By: George M. Wilson & Carol A. Stacey
In our last post we reviewed a recent MD&A enforcement case focused on failure to disclose bad news. This forward looking “known-trend” disclosure requirement arises when management is aware of some “trend, demand, commitment, event or uncertainty” that could cause a material problem and fails to disclose this information to shareholders. The S-K Item 303(a)(3)(ii) language creating this requirement is:
Describe any known trends or uncertainties that have had or that the registrant reasonably expects will have a material favorable or unfavorable impact on net sales or revenues or income from continuing operations.
One of the challenging parts of this requirement is the “reasonably expects” probability threshold. What exactly does this mean? The Staff addressed this requirement in FR 36 with this language:
Where a trend, demand, commitment, event or uncertainty is known, management must make two assessments:
(1) Is the known trend, demand, commitment, event or uncertainty likely to come to fruition? If management determines that it is not reasonably likely to occur, no disclosure is required.
(2) If management cannot make that determination, it must evaluate objectively the consequences of the known trend, demand, commitment, event or uncertainty, on the assumption that it will come to fruition. Disclosure is then required unless management determines that a material effect on the registrant’s financial condition or results of operations is not reasonably likely to occur.
Each final determination resulting from the assessments made by management must be objectively reasonable, viewed as of the time the determination is made.

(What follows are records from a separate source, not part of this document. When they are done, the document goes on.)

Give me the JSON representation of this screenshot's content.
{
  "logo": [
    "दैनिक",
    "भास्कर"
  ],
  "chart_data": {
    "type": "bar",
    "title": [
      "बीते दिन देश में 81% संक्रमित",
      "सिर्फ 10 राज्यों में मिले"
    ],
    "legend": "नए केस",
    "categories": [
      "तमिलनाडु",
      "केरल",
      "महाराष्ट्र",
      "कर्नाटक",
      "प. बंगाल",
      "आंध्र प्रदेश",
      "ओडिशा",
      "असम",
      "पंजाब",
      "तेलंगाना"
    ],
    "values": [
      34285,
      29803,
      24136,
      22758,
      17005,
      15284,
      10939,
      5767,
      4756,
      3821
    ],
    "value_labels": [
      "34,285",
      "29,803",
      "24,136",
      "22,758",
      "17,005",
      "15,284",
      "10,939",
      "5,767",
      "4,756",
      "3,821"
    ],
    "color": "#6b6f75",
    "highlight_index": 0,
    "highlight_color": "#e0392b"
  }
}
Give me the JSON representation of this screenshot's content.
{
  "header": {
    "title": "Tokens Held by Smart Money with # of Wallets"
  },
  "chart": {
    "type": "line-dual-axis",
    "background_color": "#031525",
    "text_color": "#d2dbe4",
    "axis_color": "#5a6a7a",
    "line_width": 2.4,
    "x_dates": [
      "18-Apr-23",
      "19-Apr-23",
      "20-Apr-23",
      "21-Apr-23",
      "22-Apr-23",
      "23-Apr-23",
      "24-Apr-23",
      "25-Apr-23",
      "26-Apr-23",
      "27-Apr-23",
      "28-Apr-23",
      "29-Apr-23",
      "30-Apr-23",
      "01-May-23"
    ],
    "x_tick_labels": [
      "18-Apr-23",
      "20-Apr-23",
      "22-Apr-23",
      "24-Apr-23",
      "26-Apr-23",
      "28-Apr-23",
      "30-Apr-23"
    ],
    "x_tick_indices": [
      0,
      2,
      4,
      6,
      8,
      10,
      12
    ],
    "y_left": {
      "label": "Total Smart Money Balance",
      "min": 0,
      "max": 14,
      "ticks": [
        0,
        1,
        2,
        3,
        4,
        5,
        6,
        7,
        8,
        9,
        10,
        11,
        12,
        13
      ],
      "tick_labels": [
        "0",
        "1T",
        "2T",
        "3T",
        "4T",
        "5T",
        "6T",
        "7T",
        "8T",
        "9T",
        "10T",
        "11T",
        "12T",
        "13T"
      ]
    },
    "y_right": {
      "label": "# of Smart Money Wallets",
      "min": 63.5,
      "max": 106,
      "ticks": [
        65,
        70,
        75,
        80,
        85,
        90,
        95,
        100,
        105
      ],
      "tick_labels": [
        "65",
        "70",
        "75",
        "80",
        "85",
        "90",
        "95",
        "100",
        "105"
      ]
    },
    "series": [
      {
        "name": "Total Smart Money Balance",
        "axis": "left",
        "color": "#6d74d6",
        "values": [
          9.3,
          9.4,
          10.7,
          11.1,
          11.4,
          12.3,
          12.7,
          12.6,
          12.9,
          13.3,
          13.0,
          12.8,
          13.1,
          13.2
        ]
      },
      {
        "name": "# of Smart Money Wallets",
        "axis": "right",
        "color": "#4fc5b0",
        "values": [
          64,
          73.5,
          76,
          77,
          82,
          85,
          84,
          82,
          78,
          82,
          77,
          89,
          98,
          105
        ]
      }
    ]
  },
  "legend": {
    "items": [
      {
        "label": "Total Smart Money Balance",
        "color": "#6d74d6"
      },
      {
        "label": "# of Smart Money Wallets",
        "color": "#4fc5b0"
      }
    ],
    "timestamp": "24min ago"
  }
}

The language that makes this test challenging is the first part of paragraph (2). In essence, if management cannot make the assumption that a known trend is “not reasonably likely to come to fruition” in step one it must assume that it will come to fruition.

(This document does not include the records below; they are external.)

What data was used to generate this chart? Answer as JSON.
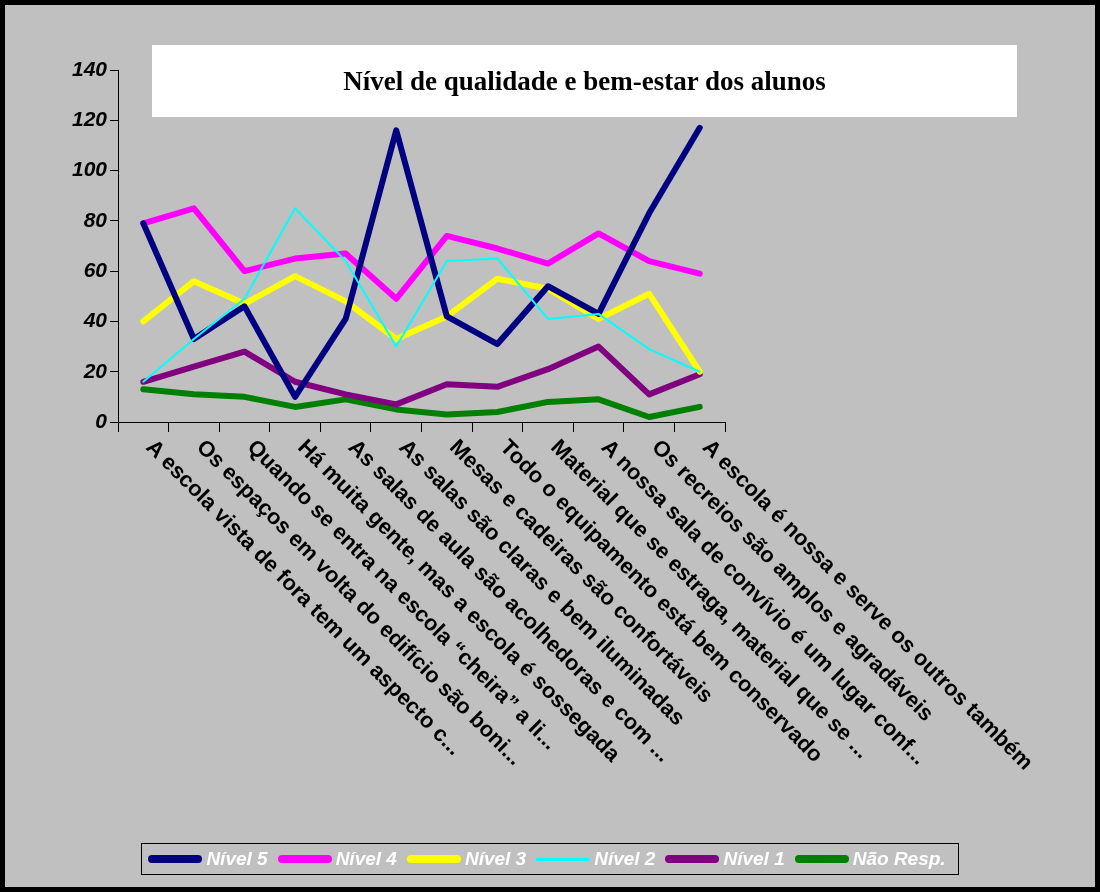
{
  "chart_data": {
    "type": "line",
    "title": "Nível de qualidade e bem-estar dos alunos",
    "categories": [
      "A escola vista de fora tem um aspecto c...",
      "Os espaços em volta do edifício são boni...",
      "Quando se entra na escola “cheira” a li...",
      "Há muita gente, mas a escola é sossegada",
      "As salas de aula são acolhedoras e com ...",
      "As salas são claras e bem iluminadas",
      "Mesas e cadeiras são confortáveis",
      "Todo o equipamento está bem conservado",
      "Material que se estraga, material que se ...",
      "A nossa sala de convívio é um lugar conf...",
      "Os recreios são amplos e agradáveis",
      "A escola é nossa e serve os outros também"
    ],
    "series": [
      {
        "name": "Nível 5",
        "color": "#000080",
        "values": [
          79,
          33,
          46,
          10,
          41,
          116,
          42,
          31,
          54,
          43,
          83,
          117
        ]
      },
      {
        "name": "Nível 4",
        "color": "#ff00ff",
        "values": [
          79,
          85,
          60,
          65,
          67,
          49,
          74,
          69,
          63,
          75,
          64,
          59
        ]
      },
      {
        "name": "Nível 3",
        "color": "#ffff00",
        "values": [
          40,
          56,
          47,
          58,
          48,
          33,
          42,
          57,
          53,
          41,
          51,
          20
        ]
      },
      {
        "name": "Nível 2",
        "color": "#00ffff",
        "values": [
          16,
          33,
          49,
          85,
          64,
          30,
          64,
          65,
          41,
          43,
          29,
          20
        ]
      },
      {
        "name": "Nível 1",
        "color": "#800080",
        "values": [
          16,
          22,
          28,
          16,
          11,
          7,
          15,
          14,
          21,
          30,
          11,
          19
        ]
      },
      {
        "name": "Não Resp.",
        "color": "#008000",
        "values": [
          13,
          11,
          10,
          6,
          9,
          5,
          3,
          4,
          8,
          9,
          2,
          6
        ]
      }
    ],
    "ylim": [
      0,
      140
    ],
    "yticks": [
      0,
      20,
      40,
      60,
      80,
      100,
      120,
      140
    ],
    "grid": false,
    "legend": "bottom",
    "marker": "none",
    "line_style": "solid"
  }
}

What would this mean if there were a 50/50 chance of something bad happening? As an example, suppose that your goodwill is not impaired this year-end, but the numbers in step one of the impairment test have been deteriorating with this trend:
2014 2015 2016
Fair value of reporting unit $3,000 $2,500 $1,900
Carrying value of reporting unit $1,800 $1,800 $1,800
Excess of FV over CV $1,200 $ 700 $ 100
There is clearly a trend here, and while management is likely doing all they can to make the business work, what if their assessment is that there is a 50/50 chance that the goodwill may be impaired next year? While there is no accounting recognition, the MD&A known trend disclosure requirement would say that this potential impairment, if it is material, should be disclosed.
This is not an easy determination, but the enforcement case in the last post makes it clear that it is crucial to get this disclosure right!
As always, your thoughts and comments are welcome!